Although a little dated in terms of information now, this book was ground breaking at the time, with Mick Foley being the first wrestler to release a biography. These days, you can move for them on the sports book shelves of major bookstores. But sometimes they say that the oldest ones are the best and that has never been truer than in the world of wrestling books. If you only ever buy one book about wrestling, this should be the one.
This review may also appear under my name at any or all of www.ciao.co.uk, www.thebookbag.co.uk, www.goodreads.com, www.amazon.co.uk and www.dooyoo.co.uk
on 30 June 2004
I never read this book from day one but by the time i got chance to sit down and look at the book page to page, this is a brilliantly crafted autobiography.
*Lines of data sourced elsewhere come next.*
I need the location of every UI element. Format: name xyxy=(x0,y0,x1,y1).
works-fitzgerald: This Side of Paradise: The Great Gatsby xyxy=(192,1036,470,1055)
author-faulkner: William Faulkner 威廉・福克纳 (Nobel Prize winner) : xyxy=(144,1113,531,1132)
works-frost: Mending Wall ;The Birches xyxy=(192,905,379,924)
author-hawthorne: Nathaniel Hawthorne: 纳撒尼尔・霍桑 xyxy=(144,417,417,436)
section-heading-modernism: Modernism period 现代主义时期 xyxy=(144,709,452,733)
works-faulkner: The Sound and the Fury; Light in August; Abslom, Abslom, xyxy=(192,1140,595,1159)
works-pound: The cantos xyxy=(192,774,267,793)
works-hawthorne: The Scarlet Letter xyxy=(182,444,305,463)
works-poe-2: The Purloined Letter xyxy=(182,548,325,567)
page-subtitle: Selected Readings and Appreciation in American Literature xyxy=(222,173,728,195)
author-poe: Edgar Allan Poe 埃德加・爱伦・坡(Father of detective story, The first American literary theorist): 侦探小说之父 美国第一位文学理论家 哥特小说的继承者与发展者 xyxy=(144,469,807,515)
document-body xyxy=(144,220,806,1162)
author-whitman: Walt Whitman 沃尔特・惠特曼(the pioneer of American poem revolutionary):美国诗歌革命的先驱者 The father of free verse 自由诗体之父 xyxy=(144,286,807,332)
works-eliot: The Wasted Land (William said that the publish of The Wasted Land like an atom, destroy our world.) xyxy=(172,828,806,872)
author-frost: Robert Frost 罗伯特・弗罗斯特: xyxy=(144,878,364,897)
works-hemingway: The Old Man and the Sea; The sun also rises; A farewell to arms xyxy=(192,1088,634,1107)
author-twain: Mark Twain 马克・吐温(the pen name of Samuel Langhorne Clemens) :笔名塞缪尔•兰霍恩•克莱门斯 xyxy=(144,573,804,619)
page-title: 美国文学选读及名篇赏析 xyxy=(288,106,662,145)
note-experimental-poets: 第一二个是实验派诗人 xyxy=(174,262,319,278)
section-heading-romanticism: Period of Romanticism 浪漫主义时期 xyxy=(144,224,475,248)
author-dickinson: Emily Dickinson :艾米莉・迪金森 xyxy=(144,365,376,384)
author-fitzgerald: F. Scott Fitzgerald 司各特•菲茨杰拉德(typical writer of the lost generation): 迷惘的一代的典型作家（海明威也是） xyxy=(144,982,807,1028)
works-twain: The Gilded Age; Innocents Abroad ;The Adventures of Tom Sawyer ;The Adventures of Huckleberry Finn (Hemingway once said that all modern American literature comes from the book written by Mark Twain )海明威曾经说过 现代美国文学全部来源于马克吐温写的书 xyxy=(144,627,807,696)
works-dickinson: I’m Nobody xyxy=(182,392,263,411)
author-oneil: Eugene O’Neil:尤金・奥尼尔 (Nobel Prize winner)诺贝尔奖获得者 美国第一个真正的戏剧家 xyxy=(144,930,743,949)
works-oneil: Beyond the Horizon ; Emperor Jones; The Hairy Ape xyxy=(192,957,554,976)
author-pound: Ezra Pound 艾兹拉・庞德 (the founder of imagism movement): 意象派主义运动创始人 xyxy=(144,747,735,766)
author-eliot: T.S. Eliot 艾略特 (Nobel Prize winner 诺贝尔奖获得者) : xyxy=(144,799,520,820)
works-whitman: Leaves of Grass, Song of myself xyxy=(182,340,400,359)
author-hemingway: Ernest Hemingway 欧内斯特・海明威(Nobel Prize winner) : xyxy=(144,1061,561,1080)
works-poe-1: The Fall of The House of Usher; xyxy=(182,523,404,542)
Everything about Mick Foley's life from the "hang-man" incident with Vader causing a loss of the right ear, to the infamous "Hell in the Cell" match in 1998, this tale of a man from downtown Long Island, NY will grip the reader with thought provoking, humourous insults to fellow superstar Al Snow and the truth behind each of his 3 personas.
Buy now, sit back and relax and enjoy the blood and sweat of Mankind, Cactus Jack and Dude Love.
on 9 April 2002
I must admit when I bought this book I was a little apprehensive but as soon as I managed to get through the first few pages all that went away. On eof the main things that attracted me to this book was that it was written by the man himself, Mick Foley. I think the reason why this book is such an excellent read is because he manages to add his own humour and personal touch to the stories in his life that he looks back on so fondly, and others maybe not so fondly. I would have to say that 'Have A Nice Day' is one of the best books that I have ever read, and it really shows that Mick Foley is equally at home inside a steel cage as to what he is, with a note book and pen in his hand. The book covers so many aspects of his life and not all of them are directly connected to his wrestling career, and I must admit to being a big wrestling fan, but i'm sure other readers who are not big fans of this type of sports entertainment would also be pleasently surprised by what this book has to offer. One aspect which i'm sure all wrestling fans will enjoy about this book as it gives a very candid behind the scenes look at the industry, that is both humerous and very enlightening. Anyone who is reading these reviews now and is tempted to buy this book, I would definately recommend it, you won't be disappointed.
on 28 December 1999
First off, Mick Foley is a legend in wrestling. So any self-respecting wrestling fan should do themselves a favour and buy this book. For anyone one who has not heard of 'Mankind', 'Cactus Jack' or 'Dude Love', then I suggest you read on. Foley talks about how he busted his ass for 15 years to get respect for what he truly is, a man. Mick talks about his romantic failures in his teenage years and his wrestling and romantic sucesses in more recent years. This book is a superbly written book by Mick himself, there was no ghostwriter, just simply Mick's memoirs on notebook paper which were transfered to computer at a later date. Foley talks about his most hated and memorable matches and the infamous 'deathmatches' and 'hell in a cell match' in which he nearly killed himself. Michael Foley is a true great in the sport and this book proves that. A must have for a 'Foley is God' fan, a must have for a wrestling fan and I think a superb book for a general reader. One thing is for sure, if you buy this book you are guarenteed to have a nice day.